9/10
In The Beginning..........
24 November 2010
Warning: Spoilers
It was interesting to find out just how long ago man started fiddling with the idea of moving pictures. Most of us film fans know "movie history" began, for the most part, in the late 1800s, but it's explained here that "The Magic Lantern" was invented in 1659 and that was the forerunner of things to come.

Magic Lantern shows began showing up more a hundred years later - all of this, I believe narrator Christoper Plummer said, was begun in France. In the 1790s, there was a horror show called "The Phantasmagoric," another forerunner to what eventually began to be a motion picture.

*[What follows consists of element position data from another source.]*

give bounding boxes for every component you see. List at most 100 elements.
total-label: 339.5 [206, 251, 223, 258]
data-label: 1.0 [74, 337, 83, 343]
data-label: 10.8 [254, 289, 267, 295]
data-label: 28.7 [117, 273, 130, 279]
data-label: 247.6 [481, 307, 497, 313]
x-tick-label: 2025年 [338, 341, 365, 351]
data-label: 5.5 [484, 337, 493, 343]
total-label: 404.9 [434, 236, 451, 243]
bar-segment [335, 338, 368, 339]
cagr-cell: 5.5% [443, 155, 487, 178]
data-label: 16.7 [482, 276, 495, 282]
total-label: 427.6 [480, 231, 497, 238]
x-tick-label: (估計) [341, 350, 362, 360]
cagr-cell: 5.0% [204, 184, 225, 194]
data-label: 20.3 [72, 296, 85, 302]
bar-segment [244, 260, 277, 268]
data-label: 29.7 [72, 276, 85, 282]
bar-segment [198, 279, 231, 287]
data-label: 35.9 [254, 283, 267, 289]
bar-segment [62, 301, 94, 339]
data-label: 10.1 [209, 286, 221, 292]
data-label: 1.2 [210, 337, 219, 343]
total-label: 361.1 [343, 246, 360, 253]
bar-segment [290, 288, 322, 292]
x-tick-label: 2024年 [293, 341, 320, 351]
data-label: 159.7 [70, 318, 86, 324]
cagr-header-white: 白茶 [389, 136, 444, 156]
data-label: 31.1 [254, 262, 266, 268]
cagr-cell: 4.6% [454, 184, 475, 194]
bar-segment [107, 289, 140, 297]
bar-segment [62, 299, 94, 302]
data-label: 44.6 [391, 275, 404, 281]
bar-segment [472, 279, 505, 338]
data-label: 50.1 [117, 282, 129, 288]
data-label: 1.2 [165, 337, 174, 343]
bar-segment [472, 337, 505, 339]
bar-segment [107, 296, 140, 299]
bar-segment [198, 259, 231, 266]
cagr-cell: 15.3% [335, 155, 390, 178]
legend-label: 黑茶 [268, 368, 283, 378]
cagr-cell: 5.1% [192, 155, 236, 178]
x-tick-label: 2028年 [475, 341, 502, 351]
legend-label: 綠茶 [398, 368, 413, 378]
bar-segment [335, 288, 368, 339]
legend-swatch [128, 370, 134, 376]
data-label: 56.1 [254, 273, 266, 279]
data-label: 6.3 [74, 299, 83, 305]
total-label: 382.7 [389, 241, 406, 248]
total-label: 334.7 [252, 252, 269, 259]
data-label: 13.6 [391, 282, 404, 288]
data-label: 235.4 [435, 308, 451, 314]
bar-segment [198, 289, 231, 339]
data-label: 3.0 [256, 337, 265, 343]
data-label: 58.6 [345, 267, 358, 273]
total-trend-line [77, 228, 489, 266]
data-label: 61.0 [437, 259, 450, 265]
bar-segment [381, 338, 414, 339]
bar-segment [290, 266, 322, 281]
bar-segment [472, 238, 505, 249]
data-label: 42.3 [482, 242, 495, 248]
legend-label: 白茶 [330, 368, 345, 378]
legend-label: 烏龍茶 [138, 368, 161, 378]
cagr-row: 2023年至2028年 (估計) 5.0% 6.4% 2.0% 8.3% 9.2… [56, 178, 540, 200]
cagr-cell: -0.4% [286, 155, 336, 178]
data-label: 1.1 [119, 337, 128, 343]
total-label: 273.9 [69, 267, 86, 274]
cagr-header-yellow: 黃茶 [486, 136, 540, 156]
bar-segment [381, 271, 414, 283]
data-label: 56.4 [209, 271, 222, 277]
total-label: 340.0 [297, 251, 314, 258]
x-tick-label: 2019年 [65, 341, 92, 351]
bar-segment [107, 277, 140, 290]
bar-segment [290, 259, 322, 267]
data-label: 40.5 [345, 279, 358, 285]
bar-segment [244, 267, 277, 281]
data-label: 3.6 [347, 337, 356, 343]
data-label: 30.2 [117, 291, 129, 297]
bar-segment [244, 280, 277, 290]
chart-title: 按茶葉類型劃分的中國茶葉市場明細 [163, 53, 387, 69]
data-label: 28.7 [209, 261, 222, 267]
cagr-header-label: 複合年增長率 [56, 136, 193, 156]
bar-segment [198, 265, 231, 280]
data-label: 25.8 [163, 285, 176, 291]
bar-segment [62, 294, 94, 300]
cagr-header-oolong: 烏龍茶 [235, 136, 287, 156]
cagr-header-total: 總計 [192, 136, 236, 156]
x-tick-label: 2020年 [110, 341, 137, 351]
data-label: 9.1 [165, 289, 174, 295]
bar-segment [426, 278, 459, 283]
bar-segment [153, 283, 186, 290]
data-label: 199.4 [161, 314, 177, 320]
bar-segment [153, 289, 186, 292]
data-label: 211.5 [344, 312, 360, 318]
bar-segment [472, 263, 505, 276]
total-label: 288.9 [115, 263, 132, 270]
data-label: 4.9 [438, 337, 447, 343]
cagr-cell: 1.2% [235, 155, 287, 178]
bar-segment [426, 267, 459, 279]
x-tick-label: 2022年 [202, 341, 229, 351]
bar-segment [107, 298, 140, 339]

In the U.S.A., amazing progress, it was said, was made by the famous inventor Thomas Edison. He and his assistant, a man named W.K.L. Dickson collaborated on making photographs that moved, "a machine for the eyes like the phonograph for the ears." (Edison also invented the phonograph).

Anyway, this first installment of TCM's "Moguls & Movie Stars: A History of Hollywood" goes way back and traces the evolution of how movies were made, and by whom, and promoted by whom. We are shown the first movie studio, peep shows, the Lumiere Brothers with their first big-screen adaptation, Edison's "Vitascope," the first newsreels, and the first blockbuster movie hit in America: "The Great Train Robbery," and the rise of the Nickelodeon.

All in all, as you can see, there was a lot of information packed into this hour-long show. I didn't mention half of it. It was very good and a "must" for movie buffs and simply for people who enjoying seeing history.